A Broadband Mechanically Tuned Superconducting Cavity Design Suitable for the Fermilab Main Injector

Abstract

Radio Frequency superconductivity has been a mainstay of accelerator science for decades. However, its benefits have yet to be applied to proton synchrotrons with demanding tuning requirements. For example, the Main Injector (MI), Fermilab's high-energy proton synchrotron, currently utilizes 20+ ferrite-loaded cavities for a targeted 1.2 s acceleration cycle. Harnessing the extremely high gradients associated with superconductivity, the required number of cavities could be reduced by an order of magnitude, dramatically lowering operational power requirements even with cryogenic considerations. Additionally, the current plans for the Fermilab accelerator complex evolution initiative involve almost doubling the number of cavities in MI if the same designs are to be used, further highlighting the potential benefits of superconductivity.
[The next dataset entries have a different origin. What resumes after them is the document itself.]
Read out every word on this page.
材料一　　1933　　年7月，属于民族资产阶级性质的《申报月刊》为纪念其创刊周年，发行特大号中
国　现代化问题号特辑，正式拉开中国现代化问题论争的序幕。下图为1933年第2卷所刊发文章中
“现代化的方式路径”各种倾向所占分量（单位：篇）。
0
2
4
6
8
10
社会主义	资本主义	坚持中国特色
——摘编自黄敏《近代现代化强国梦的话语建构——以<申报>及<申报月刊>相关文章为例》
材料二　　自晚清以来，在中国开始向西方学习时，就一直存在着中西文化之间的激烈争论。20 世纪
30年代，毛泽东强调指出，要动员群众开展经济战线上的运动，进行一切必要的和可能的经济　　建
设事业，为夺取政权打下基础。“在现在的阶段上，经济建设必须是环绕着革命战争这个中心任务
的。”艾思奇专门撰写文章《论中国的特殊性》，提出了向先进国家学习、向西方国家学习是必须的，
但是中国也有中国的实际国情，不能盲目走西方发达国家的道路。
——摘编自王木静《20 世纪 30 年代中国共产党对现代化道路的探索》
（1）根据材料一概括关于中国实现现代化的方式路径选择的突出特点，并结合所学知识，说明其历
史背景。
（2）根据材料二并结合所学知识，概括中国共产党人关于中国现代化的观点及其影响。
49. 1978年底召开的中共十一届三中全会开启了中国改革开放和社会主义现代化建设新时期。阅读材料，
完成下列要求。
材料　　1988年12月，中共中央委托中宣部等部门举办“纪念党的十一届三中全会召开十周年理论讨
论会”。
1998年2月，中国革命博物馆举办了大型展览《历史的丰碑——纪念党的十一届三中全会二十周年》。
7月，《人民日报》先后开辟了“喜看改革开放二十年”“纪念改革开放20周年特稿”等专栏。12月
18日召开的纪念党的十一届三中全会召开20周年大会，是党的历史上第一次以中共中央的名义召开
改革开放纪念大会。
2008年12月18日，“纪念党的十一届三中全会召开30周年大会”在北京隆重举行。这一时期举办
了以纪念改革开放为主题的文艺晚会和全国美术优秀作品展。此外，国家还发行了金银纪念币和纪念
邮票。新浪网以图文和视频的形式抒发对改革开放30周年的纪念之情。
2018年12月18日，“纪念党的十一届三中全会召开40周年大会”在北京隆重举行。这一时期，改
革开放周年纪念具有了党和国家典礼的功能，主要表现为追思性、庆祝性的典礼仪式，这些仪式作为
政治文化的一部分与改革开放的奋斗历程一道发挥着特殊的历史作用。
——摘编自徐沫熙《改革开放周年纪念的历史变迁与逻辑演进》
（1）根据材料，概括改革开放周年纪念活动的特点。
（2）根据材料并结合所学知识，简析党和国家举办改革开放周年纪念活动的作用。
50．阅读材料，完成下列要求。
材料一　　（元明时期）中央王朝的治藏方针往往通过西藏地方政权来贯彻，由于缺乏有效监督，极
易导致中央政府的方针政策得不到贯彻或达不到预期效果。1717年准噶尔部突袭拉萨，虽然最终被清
These advantages are attractive, but to date, no tunable superconducting cavity suitable for MI has been proposed due to the incompatibility of conventional broadband tuning methods with superconductivity. Here, we present a tunable superconducting cavity concept capable of record-breaking performance. Tuning will be accomplished by using high-speed linear actuators to vary the insertion depth of metallic plungers into the cavity volume. This tuning concept is theoretically viable with currently available technology and will be fully compatible with a superconducting cavity.